Tuas roupas espalhadas pelo chão,
quase que um retrato em preto e branco,
enquanto pela janela sopra o gélido hálito noturno
por mim tão conhecido.
Nos teus cabelos em desalinho,
sob as sombras fátuas que desenham teu corpo,
eu passeio a ponta dos dedos,
o braile dos ignaros,
até que você diz, meio adormecida,
meio desperta: "Fica".
Beijo nos teus ombros desculpas pelo "não" que não direi,
uma carícia de despedida,
finitos instantes.
Em algum momento não muito distante, sei bem,
o abandono será a derradeira lembrança
do que um dia foi grito, arrepio e gozo.
Deixo tua casa, tua cama, a porta bate num baque seco atrás de mim,
e vagueio pela rua logo que a manhã irrompe.
Já deixei outros quartos, outros lençóis,
outras, nunca iguais a ti,
não por não querer ficar,
mas por desconhecer o que une a noite tão cheia de vozes e desejos intensos
ao dia sempre tão cheio de carícias frívolas e mornos diálogos desinteressados.

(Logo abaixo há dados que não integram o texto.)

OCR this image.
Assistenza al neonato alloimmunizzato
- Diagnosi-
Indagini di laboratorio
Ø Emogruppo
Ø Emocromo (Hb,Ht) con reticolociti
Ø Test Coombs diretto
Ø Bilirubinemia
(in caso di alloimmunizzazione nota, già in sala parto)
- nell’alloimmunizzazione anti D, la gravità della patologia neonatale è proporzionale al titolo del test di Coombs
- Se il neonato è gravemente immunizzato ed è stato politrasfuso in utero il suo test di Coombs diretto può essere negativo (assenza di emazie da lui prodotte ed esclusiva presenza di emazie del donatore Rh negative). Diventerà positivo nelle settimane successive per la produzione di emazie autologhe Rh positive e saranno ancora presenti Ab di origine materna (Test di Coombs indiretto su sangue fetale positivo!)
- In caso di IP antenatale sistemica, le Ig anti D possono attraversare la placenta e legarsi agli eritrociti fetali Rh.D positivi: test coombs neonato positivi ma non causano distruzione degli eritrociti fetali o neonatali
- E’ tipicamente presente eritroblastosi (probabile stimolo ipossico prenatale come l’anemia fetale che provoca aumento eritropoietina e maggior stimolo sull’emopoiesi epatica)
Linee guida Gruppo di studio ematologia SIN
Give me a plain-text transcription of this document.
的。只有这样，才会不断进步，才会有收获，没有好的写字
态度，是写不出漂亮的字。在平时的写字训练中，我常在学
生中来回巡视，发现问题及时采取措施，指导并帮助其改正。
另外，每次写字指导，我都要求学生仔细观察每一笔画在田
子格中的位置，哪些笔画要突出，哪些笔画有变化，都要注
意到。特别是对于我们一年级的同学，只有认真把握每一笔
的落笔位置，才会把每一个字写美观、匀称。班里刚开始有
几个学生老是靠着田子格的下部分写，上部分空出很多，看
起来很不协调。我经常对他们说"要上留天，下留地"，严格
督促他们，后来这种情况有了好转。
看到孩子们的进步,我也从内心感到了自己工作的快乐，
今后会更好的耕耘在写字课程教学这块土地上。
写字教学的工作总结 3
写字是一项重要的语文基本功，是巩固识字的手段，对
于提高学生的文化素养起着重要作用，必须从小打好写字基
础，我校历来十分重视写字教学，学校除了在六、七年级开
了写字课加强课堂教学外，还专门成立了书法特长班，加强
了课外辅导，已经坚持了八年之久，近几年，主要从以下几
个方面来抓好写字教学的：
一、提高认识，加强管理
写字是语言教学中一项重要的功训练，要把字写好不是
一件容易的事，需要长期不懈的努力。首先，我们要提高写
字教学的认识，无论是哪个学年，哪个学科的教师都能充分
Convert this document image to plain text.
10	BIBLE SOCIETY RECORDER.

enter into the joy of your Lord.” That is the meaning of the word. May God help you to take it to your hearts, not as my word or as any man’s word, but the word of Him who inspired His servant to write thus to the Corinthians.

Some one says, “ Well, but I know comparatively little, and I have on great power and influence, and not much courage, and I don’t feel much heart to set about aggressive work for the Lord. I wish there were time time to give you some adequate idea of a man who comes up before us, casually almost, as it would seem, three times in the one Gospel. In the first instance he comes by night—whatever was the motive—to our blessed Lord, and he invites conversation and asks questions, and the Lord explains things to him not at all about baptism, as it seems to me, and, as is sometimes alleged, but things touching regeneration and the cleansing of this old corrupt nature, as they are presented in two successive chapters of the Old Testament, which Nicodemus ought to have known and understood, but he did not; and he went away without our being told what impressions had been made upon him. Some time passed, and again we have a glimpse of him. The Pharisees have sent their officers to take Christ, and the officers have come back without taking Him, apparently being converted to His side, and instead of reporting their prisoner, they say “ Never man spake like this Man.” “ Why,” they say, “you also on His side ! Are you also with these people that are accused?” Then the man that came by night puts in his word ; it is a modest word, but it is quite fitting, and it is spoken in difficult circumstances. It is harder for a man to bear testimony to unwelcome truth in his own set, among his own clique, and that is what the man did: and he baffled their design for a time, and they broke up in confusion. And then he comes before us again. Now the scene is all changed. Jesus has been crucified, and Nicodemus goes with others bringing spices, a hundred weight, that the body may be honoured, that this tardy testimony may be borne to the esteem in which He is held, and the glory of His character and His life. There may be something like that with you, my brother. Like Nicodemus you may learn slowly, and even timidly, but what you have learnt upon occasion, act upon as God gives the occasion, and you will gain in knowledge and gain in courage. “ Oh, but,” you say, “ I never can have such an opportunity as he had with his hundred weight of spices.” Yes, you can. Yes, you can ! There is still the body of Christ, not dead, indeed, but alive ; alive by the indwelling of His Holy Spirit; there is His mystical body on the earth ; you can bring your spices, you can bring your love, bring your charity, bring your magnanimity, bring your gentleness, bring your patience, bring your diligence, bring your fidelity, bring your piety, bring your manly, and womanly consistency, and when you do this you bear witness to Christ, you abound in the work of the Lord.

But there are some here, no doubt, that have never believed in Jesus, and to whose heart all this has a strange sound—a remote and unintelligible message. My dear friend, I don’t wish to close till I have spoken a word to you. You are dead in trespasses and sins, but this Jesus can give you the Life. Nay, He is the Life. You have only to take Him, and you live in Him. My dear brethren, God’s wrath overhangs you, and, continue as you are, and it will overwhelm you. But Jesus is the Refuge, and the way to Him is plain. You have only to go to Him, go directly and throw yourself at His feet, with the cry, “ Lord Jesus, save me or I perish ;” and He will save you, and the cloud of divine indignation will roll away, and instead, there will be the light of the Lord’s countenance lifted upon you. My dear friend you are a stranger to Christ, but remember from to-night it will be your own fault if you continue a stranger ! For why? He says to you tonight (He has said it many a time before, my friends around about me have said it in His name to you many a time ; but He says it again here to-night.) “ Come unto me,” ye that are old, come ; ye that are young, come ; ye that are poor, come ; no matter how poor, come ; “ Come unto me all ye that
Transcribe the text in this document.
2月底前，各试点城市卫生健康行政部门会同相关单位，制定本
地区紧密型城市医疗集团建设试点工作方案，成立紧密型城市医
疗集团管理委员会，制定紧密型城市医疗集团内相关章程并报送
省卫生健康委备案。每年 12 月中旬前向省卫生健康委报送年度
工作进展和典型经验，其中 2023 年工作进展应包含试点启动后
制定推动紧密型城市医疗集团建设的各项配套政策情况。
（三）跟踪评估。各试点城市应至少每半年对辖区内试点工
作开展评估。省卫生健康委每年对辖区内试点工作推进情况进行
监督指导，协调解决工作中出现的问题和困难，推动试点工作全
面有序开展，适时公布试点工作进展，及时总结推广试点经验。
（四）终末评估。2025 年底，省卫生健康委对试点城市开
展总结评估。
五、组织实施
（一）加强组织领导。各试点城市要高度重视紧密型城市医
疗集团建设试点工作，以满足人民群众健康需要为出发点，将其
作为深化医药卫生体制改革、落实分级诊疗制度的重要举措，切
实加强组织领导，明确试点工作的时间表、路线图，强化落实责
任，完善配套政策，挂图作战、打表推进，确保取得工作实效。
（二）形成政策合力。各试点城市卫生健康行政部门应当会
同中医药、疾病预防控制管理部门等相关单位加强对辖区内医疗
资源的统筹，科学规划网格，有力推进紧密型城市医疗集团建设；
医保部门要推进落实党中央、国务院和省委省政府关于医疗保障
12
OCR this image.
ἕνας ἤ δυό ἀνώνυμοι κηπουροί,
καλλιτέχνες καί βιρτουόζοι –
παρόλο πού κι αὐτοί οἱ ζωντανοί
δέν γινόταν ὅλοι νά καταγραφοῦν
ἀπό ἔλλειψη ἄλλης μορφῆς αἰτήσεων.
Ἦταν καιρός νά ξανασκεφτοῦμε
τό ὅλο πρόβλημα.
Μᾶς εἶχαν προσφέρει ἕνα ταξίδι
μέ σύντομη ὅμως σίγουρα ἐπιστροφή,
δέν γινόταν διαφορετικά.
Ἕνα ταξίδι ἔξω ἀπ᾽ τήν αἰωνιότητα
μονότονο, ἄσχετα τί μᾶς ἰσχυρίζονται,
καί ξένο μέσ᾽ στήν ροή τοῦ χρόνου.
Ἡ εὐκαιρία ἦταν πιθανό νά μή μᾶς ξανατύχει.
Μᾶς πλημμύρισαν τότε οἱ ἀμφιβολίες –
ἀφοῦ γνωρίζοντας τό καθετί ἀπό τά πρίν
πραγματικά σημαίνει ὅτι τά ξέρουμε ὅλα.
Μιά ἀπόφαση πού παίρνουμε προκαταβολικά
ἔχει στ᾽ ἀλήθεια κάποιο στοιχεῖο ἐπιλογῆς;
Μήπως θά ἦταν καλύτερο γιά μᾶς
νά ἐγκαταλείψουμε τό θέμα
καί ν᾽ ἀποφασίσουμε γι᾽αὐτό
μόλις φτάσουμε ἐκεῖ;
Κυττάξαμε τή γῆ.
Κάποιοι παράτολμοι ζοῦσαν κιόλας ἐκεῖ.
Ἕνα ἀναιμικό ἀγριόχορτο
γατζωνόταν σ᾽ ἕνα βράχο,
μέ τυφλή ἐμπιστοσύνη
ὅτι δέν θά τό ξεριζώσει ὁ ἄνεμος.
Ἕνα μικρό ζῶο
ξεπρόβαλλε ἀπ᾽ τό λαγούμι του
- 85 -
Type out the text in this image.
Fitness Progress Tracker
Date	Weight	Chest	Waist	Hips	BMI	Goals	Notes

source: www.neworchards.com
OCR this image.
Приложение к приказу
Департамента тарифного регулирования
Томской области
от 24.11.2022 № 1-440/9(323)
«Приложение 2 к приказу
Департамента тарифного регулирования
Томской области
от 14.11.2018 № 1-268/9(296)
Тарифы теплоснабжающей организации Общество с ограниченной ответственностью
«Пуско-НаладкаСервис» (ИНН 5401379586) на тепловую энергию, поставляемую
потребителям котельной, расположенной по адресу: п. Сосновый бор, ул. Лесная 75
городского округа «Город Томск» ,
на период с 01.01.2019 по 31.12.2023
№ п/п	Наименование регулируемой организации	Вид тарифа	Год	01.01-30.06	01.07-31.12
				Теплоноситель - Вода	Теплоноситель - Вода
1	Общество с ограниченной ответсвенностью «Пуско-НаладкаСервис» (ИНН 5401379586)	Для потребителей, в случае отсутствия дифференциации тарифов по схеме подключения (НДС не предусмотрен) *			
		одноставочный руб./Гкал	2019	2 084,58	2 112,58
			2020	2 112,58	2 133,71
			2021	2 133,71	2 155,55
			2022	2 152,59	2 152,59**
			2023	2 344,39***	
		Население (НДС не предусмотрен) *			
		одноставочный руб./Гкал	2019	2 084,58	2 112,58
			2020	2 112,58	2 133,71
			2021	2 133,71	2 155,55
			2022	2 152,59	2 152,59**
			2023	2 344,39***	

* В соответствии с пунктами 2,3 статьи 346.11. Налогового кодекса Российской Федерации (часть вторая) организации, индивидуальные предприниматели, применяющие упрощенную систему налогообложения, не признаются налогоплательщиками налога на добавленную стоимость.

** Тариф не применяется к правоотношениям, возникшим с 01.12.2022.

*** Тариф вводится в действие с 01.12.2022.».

Talvez porque eu seja só carne,
carne entorpecida que carrega a sina de ser só
e desperte apenas a intervalos furtivos
ao sentir, da madrugada que chega, seu hálito noturno.
Aquele que não sabe das gramáticas um quê de nada
e acaba por colocar precoces pontos finais
em cada caminho anunciado.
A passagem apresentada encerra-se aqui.